Back in the 1970s, plans were announced to build a huge 10-story apartment building at the site of what is today the Spinnaker Cove Condominiums. That plan was shot down. Instead, a more reasonable and conforming project was built in its place.
Now, Toms River Mayor Maurice Hill and several township council members are at it again. They want to transform the quaint Toms River Downtown area into a city.
To kickstart the transformation, Hill awarded an exclusive contract to Capodaglia Properties, a developer known for building urban centers throughout New Jersey, to build a 10-story twin-tower apartment building on the site of an existing piece of land owned by the township.
That plan has been met with critics, but perhaps none more familiar with the situation than former township clerk and renowned township historian Mark Mutter.
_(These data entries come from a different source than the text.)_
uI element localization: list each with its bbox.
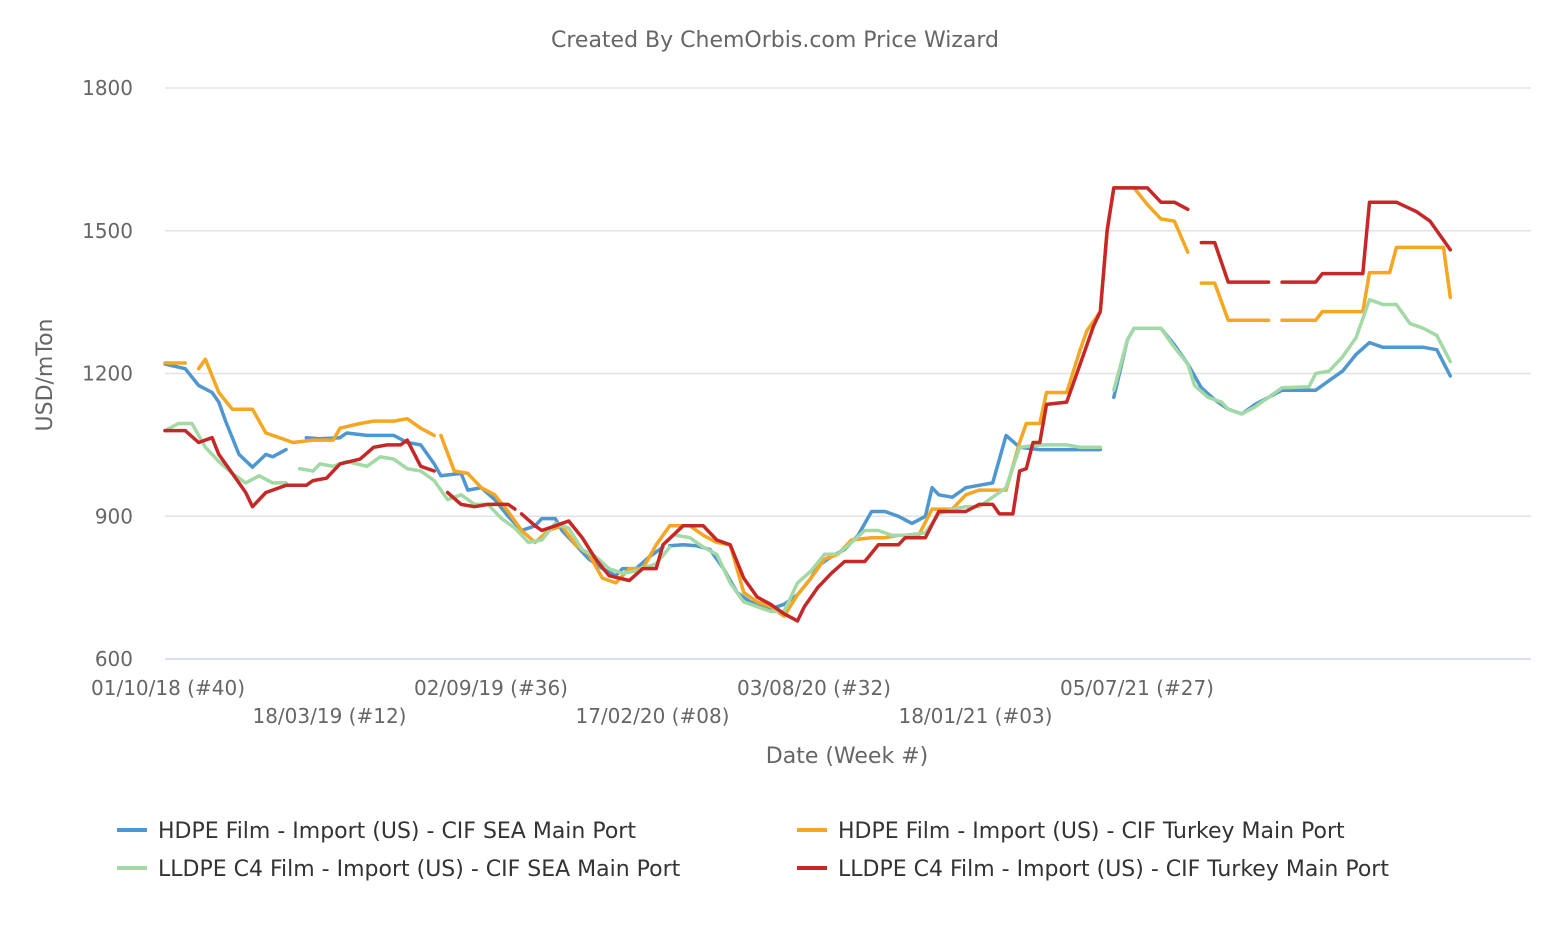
series-line-segment xyxy=(674,443,1103,614)
legend-item[interactable]: HDPE Film - Import (US) - CIF Turkey Mai… xyxy=(797,819,1345,844)
series-4 xyxy=(163,186,1453,623)
series-line-segment xyxy=(439,186,1190,618)
x-tick-label: 02/09/19 (#36) xyxy=(414,676,568,700)
series-line-segment xyxy=(1280,245,1453,322)
series-3 xyxy=(163,297,1453,614)
x-tick-label: 05/07/21 (#27) xyxy=(1060,676,1214,700)
legend-label: HDPE Film - Import (US) - CIF Turkey Mai… xyxy=(838,819,1345,844)
series-line-segment xyxy=(1199,240,1271,284)
y-tick-label: 1200 xyxy=(82,362,133,386)
y-tick-label: 1800 xyxy=(82,76,133,100)
series-line-segment xyxy=(445,490,517,511)
series-line-segment xyxy=(196,357,436,445)
x-tick-label: 03/08/20 (#32) xyxy=(737,676,891,700)
x-tick-label: 01/10/18 (#40) xyxy=(91,676,245,700)
legend-label: LLDPE C4 Film - Import (US) - CIF SEA Ma… xyxy=(158,857,681,882)
series-line-segment xyxy=(297,455,672,576)
series-line-segment xyxy=(1280,200,1453,284)
y-tick-label: 900 xyxy=(95,504,133,528)
y-axis-label: USD/mTon xyxy=(33,319,58,432)
legend-item[interactable]: LLDPE C4 Film - Import (US) - CIF SEA Ma… xyxy=(117,857,681,882)
x-tick-label: 17/02/20 (#08) xyxy=(575,704,729,728)
series-line-segment xyxy=(163,362,288,469)
x-tick-label: 18/03/19 (#12) xyxy=(252,704,406,728)
chart-title: Created By ChemOrbis.com Price Wizard xyxy=(551,28,999,53)
legend-label: LLDPE C4 Film - Import (US) - CIF Turkey… xyxy=(838,857,1389,882)
series-lines xyxy=(163,186,1453,623)
y-tick-label: 1500 xyxy=(82,219,133,243)
legend-item[interactable]: LLDPE C4 Film - Import (US) - CIF Turkey… xyxy=(797,857,1389,882)
series-line-segment xyxy=(1199,281,1271,322)
grid-lines xyxy=(165,87,1531,660)
series-line-segment xyxy=(1112,297,1453,416)
x-axis-label: Date (Week #) xyxy=(766,744,928,769)
series-1 xyxy=(163,326,1453,611)
y-tick-label: 600 xyxy=(95,647,133,671)
series-line-segment xyxy=(1112,326,1453,416)
series-line-segment xyxy=(163,428,436,509)
series-line-segment xyxy=(163,421,288,485)
legend-label: HDPE Film - Import (US) - CIF SEA Main P… xyxy=(158,819,636,844)
x-tick-label: 18/01/21 (#03) xyxy=(898,704,1052,728)
legend-item[interactable]: HDPE Film - Import (US) - CIF SEA Main P… xyxy=(117,819,636,844)
series-line-segment xyxy=(667,433,1103,611)
series-line-segment xyxy=(519,186,1190,623)
y-axis-ticks: 600 900 1200 1500 1800 xyxy=(82,76,133,671)
x-axis-ticks: 01/10/18 (#40) 18/03/19 (#12) 02/09/19 (#3… xyxy=(91,676,1214,728)
legend: HDPE Film - Import (US) - CIF SEA Main P… xyxy=(117,819,1389,882)
series-line-segment xyxy=(304,431,665,578)
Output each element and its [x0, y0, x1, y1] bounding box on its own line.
Last night, he spoke in opposition to Hill’s plan to transform the Toms River waterfront and downtown area.
The former mayor then criticized Hill’s plan because it did not include any input from residents. The plan, devised by Hill and his allies on the governing body, was void of any public discussions or information-gathering public summit to get public input.
He added that Toms River is a village with over 200 years of history dating back to the battle at the blockhouse against the British army during the American Revolution, and any decisions to change that should include public input.
He asked the council to put a resolution to move forward on the project on hold, instead asking the council to hold public meetings to let the public decide what should be built, if anything, on public land in the downtown area.
Mutter was met with a round of applause from the audience.
The township council agreed to table the resolution until the April 26th meeting.
Toms River Councilman Daniel Rodrick has frequently expressed opposition to the overdevelopment of the downtown area with massive apartment buildings. Rodrick said he would like the township to consider alternatives to 10-story buildings, such as nightlife and entertainment businesses, that would draw visitors to the downtown area.
Rodrick is expected to challenge Mo Hill for the mayor’s seat in June’s Republican primary election, but he has yet to make an official announcement.